D.C. –O compartilhamento social sem fricção estava indo muito bem até que o Facebook decidiu sem mais nem menos que não estava gostando e fez alguns ajustes. Muito do tráfego sumiu. Quando você está num mundo social, não são só as pessoas que decidem. São também as plataformas. E você, até certo ponto, põe seu destino na mão delas.
O Guardian vai conseguir globalizar sua franquia para sustentar o que eles estão fazendo? Não sei. Uma grande quantidade de olhos não parece capaz de sustentar uma grande redação, não importa quantos olhos consiga atrair. Eles são apoiados por uma fundação e podem jogar para o longo prazo, mas me preocupo com eles.

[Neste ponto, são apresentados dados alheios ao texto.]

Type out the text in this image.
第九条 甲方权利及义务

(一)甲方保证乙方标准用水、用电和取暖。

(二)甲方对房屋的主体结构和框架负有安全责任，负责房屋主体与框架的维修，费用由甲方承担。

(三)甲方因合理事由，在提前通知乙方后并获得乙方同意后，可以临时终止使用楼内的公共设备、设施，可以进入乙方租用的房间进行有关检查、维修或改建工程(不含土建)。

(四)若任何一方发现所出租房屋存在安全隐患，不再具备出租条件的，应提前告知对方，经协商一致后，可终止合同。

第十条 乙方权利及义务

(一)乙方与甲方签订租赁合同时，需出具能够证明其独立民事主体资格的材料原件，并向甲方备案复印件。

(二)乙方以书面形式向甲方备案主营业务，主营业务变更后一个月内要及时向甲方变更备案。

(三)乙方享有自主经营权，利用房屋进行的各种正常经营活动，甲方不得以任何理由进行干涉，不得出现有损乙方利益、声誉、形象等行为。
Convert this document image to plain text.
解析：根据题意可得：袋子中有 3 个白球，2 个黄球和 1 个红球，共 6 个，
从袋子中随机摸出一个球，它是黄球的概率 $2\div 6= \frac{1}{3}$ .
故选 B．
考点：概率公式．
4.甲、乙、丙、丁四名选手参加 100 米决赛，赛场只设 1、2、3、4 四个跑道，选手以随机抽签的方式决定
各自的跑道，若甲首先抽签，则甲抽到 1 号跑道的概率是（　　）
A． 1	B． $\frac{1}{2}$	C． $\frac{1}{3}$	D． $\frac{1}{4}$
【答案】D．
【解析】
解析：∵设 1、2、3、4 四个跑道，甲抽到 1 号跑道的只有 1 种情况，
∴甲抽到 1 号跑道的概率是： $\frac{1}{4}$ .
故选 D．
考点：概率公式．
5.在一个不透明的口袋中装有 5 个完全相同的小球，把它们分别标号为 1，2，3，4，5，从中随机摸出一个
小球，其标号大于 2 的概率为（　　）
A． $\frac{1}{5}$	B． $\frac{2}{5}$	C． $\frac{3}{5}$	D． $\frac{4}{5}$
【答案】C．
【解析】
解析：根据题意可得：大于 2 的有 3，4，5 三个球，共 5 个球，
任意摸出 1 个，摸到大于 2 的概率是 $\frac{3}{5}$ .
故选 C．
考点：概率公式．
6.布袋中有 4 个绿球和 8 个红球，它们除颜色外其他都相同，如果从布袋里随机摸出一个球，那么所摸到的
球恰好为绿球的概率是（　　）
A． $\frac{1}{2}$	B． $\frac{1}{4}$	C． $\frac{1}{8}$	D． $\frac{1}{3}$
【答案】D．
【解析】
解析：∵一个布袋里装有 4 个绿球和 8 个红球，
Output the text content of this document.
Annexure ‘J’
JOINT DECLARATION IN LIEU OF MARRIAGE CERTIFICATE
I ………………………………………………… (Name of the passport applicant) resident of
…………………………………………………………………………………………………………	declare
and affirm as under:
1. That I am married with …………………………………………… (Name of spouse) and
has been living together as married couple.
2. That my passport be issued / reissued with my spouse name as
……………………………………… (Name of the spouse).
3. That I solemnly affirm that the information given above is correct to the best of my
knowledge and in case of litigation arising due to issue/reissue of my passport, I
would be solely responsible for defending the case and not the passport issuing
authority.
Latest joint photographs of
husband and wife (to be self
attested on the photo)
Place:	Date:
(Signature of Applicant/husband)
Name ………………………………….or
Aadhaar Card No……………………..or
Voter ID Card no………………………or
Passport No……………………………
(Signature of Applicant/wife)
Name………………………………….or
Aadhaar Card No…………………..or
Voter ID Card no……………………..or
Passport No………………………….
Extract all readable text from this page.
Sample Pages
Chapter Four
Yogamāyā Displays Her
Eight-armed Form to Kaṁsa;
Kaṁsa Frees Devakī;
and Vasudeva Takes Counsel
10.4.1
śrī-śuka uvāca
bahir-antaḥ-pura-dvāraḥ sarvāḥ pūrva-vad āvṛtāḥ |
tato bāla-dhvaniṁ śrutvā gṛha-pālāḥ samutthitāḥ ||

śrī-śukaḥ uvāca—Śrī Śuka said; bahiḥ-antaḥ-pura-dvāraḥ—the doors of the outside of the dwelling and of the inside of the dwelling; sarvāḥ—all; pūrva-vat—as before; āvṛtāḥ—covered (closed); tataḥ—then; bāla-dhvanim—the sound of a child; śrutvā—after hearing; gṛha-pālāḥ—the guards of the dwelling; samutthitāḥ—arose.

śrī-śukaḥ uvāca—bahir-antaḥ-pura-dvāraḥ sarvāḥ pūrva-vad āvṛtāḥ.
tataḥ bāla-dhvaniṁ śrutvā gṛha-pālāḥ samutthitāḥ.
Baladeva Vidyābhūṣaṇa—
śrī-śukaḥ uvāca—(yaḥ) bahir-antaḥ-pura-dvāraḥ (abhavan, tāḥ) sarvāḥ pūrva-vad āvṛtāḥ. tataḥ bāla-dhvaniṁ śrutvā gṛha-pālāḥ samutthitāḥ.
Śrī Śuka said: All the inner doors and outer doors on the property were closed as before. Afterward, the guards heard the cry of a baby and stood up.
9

A abertura de capital do Facebook foi um fracasso, em parte, porque ele não foi capaz de encontrar um modelo de publicidade, especialmente para smartphones. Os jornais podem se sair melhor?
D.C. –Como levar publicidade ao smartphone é o enigma que ninguém até aqui foi capaz de responder. Não creio que a resposta esteja nos pequenos anúncios tradicionais.
Não há espaço bastante para as marcas alcançarem uma relação significativa [com os usuários]. Acho que a publicidade terá de ser construída na própria experiência, de maneira que se torne parte do conteúdo editorial, diferente do modelo atual e mais como o BuzzFeed está fazendo.
Eles ensinam aos anunciantes como alcançar formas virais. Quando a tela fica tão pequena você não consegue tirar muita receita dela.
Então o sr. não vê os jornais se saindo melhor?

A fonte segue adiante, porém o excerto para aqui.